Graphics card reverse engineering

Many graphics processors in laptops, netbooks and desktop machines have a dependency on nonfree firmware or drivers. These dependencies can be replaced with free software.

Lima Driver
Help improve the free driver for the Mali graphics processor. See limadriver.org for more information.
VideoCore IV GPU
This is the GPU used in the Raspberry PI.
Vivante GCxxxx GPU line
This includes the GC1000 used in the One Laptop Per Child computer (OLPC). Get involved with this project here.
ATI firmware
Develop a replacement for the nonfree firmware in ATI graphics cards.
Nouveau
Support Nouveau, a project creating free replacements for proprietary drivers for nVidia cards
PowerVR
PowerVR is a popular 3D graphics engine found in phones, netbooks, and laptops, for which we currently have no free software driver capable of doing 3D graphics acceleration. If you are interested in working on this project, please introduce yourself and help with building the wiki page detailing the work that needs to be done, including making free firmware for the PowerVR graphics processor.
Allwinner CedarX Audio and Video Hardware Accelerator
The popular ARM Processors (A10, A13 and F20) by a Chinese fabless
semiconductor company (Allwinner Tech) have on-board hardware acceleration for audio and video CODECs that is proprietary. There is also a matching proprietary software library, which is in need of reverse-engineering of the low-level portions which interface directly to the on-board CedarX hardware. The higher level portions of the proprietary library that implement actual video CODEC algorithms (especially those that implement non-free CODECs) should be left alone and respected. Clean-room Free Software implementations of Audio and Video CODECs should be implemented.

Processors

Coda9 VPU (in Freescale iMX6 processor)
The VPU requires proprietary firmware, which is preventing the Freescale iMX6 from being FSF-endorseable. For more information about this visit Rhombus Tech's page about the processor and the VPU's page on ChipsnMedia's website.

Core Chipsets

Sandy Bridge/Ivy Bridge northbridge firmware
Intel's newest chipsets require proprietary northbridge firmware to function.

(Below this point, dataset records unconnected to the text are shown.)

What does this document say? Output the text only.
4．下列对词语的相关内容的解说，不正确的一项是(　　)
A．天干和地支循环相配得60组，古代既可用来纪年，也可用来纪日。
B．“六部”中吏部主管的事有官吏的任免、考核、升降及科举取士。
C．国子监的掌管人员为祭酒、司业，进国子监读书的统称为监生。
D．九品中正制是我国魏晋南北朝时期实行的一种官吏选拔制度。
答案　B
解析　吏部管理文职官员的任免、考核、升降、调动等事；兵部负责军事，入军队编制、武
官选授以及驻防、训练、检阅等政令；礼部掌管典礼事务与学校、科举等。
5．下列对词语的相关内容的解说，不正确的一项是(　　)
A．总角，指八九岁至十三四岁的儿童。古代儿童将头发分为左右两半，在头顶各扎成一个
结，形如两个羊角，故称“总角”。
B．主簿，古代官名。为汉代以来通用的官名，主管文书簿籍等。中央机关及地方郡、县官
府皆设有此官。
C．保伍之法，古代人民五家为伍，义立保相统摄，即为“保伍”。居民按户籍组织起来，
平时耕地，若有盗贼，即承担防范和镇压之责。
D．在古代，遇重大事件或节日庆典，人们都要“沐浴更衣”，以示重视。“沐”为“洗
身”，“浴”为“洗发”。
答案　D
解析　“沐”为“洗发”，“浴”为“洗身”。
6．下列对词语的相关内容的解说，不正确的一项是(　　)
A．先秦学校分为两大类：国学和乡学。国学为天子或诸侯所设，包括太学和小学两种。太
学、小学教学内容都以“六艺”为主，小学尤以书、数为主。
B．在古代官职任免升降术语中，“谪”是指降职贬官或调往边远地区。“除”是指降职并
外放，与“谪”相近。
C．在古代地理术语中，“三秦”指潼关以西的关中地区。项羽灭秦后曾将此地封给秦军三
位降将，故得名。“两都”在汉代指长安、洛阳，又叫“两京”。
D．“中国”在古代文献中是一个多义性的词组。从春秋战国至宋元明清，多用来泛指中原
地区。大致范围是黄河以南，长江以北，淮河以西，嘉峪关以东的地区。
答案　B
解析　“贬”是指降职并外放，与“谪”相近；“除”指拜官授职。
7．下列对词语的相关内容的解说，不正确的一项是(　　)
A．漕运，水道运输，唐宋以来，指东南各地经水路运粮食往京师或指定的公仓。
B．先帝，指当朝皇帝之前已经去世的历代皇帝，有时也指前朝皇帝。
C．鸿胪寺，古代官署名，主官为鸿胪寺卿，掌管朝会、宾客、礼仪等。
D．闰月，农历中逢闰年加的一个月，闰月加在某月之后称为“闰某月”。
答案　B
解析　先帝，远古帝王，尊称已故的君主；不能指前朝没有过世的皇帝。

It is also called the 'System Agent' firmware. Free code for the rest of their functionality is available as part of Coreboot. The blob needs to be reverse-engineered.
xHCI USB firmware
AMD's newest chipsets are supported by the Agesa code in Coreboot. The bulk of Agesa is free software. Some of the chipsets supported by Agesa contain an eXtensible Host Controller Interface (xHCI) for USB support, for which Agesa contains a firmware blob. This blob needs to be reverse-engineered.

Wifi

Broadcom 4329 WiFi/Bluetooth

Novell Chip from One Laptop Per Child (OLPC)
The task is to pick up the work done by the OLPC project
(http://dev.laptop.org/ticket/46) and continue to experiment and find
out how the Marvell chip works.

The expected results of the project are:
--a replacement blob for the file sd8686.bin of the [libertas-firmware] (http://packages.debian.org/squeeze/libertas-firmware) package.
--free and open source
--adherence to good reverse engineering practices
--strict respect for copyrights

Where to begin:
--<http://dev.laptop.org/ticket/46>
--<http://dev.laptop.org/ticket/429>
--<http://dev.laptop.org/ticket/2177>
--<http://wiki.laptop.org/go/Libertas>
--<http://wiki.laptop.org/go/88W8388> (note: GTA04 uses the 8686)
--<http://wiki.laptop.org/go/Marvell_microkernel>
--<http://soft.laogu.com/down/ThreadXUserGuide.pdf>

Interfaces

Linux-GPIB
Linux-GPIB allows the use of GPIB interfaces (an alternative to NI-488.2 or NI-VISA). This allows instrument control. The project needs volunteers to help.
Comedi
Comedi allows the use of data acquisition cards (it is an alternative to NI-DAQmx). The project needs volunteers to help.

Replicant

Help Replicant support more devices than the HTC Dream, Nexus One, and Nexus S.

The Long Pen

This is a remote-controlled pen that can do handwriting under the remote control by a person located elsewhere. This needs to be reverse engineered so that it can work with free software.

Balances

We've been told that free software support for Legal for Trade (LFT) balances is insufficient, and that reverse engineering work is needed to get functioning drivers. The A&D Orion HR-60 and the Mettler-Toledo Excellence Plus XP XP204S would be good targets to begin with.